Les femmes sont le principal vecteur de la subversion de l’islam et de sa tradition. Jusqu’aux années 1950, elles étaient recluses dans leurs demeures. Leur sortie dans l’espace public est une émancipation qui a bouleversé les rapports du désir et du pouvoir avec les hommes. C’est pourquoi les prédicateurs islamistes – qui considèrent la femme comme un objet sexuel total, dangereux pour la communauté -, l’accusent d’être responsable de la destruction de la tradition et de l’identité musulmane. Beaucoup de femmes musulmanes ont intériorisé cette accusation et s’en sentent coupables. Le voile leur paraît un moyen de payer leur transgression, tout en restant dans l’espace public. Il est le signe paradoxal d’une soumission qui est en même temps l’affirmation d’une émancipation. Sur le plan clinique, j’ai observé comment des femmes musulmanes sont dans une lutte intérieure contre la honte d’être émancipées et de le payer très cher.

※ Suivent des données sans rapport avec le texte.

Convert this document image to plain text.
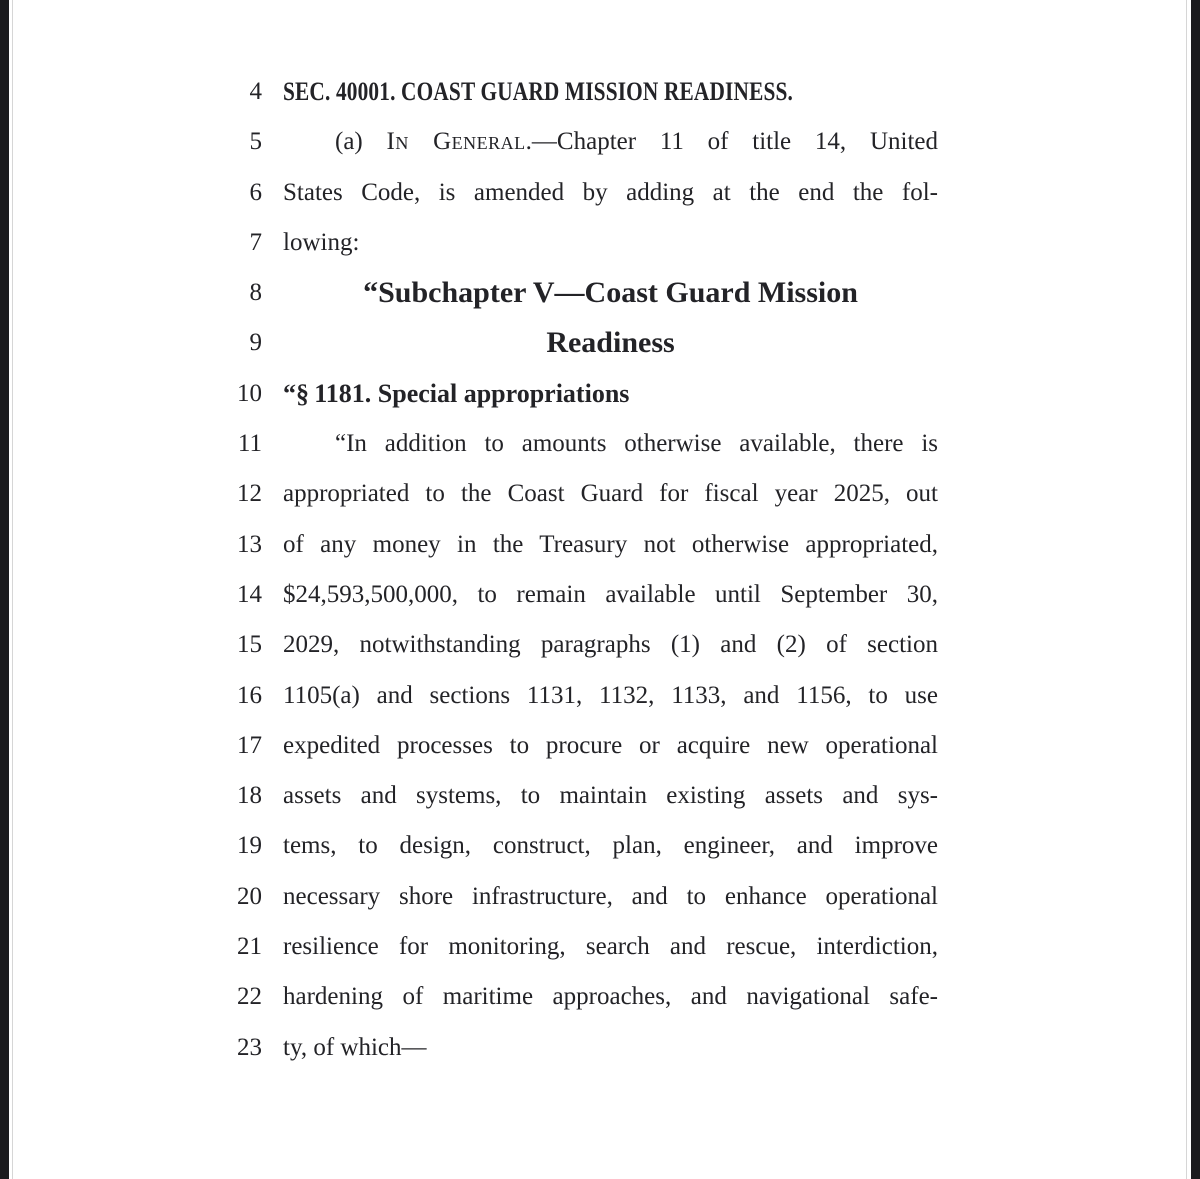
4 SEC. 40001. COAST GUARD MISSION READINESS.
5	(a) In General.—Chapter 11 of title 14, United
6 States Code, is amended by adding at the end the fol-
7 lowing:
8	“Subchapter V—Coast Guard Mission
9	Readiness
10 “§ 1181. Special appropriations
11	“In addition to amounts otherwise available, there is
12 appropriated to the Coast Guard for fiscal year 2025, out
13 of any money in the Treasury not otherwise appropriated,
14 $24,593,500,000, to remain available until September 30,
15 2029, notwithstanding paragraphs (1) and (2) of section
16 1105(a) and sections 1131, 1132, 1133, and 1156, to use
17 expedited processes to procure or acquire new operational
18 assets and systems, to maintain existing assets and sys-
19 tems, to design, construct, plan, engineer, and improve
20 necessary shore infrastructure, and to enhance operational
21 resilience for monitoring, search and rescue, interdiction,
22 hardening of maritime approaches, and navigational safe-
23 ty, of which—
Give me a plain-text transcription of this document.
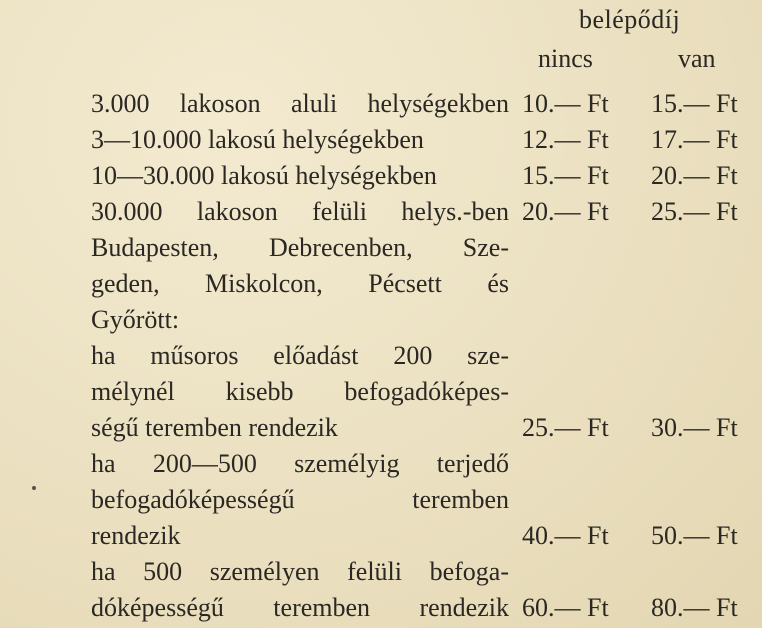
belépődíj
nincs	van
3.000 lakoson aluli helységekben 10.— Ft 15.— Ft
3—10.000 lakosú helységekben	12.— Ft 17.— Ft
10—30.000 lakosú helységekben	15.— Ft 20.— Ft
30.000 lakoson felüli helys.-ben 20.— Ft 25.— Ft
Budapesten, Debrecenben, Sze-
geden, Miskolcon, Pécsett és
Győrött:
ha műsoros előadást 200 sze-
mélynél kisebb befogadóképes-
ségű teremben rendezik	25.— Ft 30.— Ft
ha 200—500 személyig terjedő
befogadóképességű teremben
rendezik	40.— Ft 50.— Ft
ha 500 személyen felüli befoga-
dóképességű teremben rendezik 60.— Ft 80.— Ft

Qu’on ait interdit le voile comme signe ostentatoire à l’école et dans les services publics, que sa forme intégrale soit condamnée dans l’espace public est aujourd’hui majoritairement accepté. Mais poursuivre plus loin la traque pourrait devenir contre-productif et aggraver le recours au paradoxe de la soumission affirmative. En fait, on s’attaque aux symptômes d’une crise du sujet musulman au milieu d’une brèche historique dans ses références, en un temps rempli de la violence et de la fureur de la guerre. Or, contrairement aux apparences, l’islamisme a déjà perdu la guerre, il n’a plus que les armes des émotions morales, qui sont loin d’être négligeables, mais leur opposer la stigmatisation ne fera que le renforcer émotionnellement. Il nous faut être plus intelligent et dévoiler par le langage ses sources psychologiques.

Vous êtes optimiste…

Les horreurs commises au nom de l’islam sont en train de retourner la majorité des musulmans dans le monde. Ils feront d’autant plus aisément leur deuil de la prétention de l’islamisme qu’ils en auront aussi été les victimes. Beaucoup d’entre eux ne veulent même plus entendre parler de l’islam comme solution aux problèmes du monde. C’est l’horizon qui se dessine, mais à condition que cesse la perversité du jeu géopolitique qui a alimenté les guerres depuis trente ans, de l’Afghanistan de l’époque soviétique jusqu’à la déstabilisation de la Libye et l’agonie de la Syrie, en passant par les guerres du Golfe. Il est temps que les Occidentaux tirent les leçons de l’histoire, s’ils veulent obtenir la participation des autres au monde qu’ils ont enfanté.

Un furieux désir de sacrifice. Le surmusulman, de Fethi Benslama. Éditions du Seuil, 151 p., 15 €.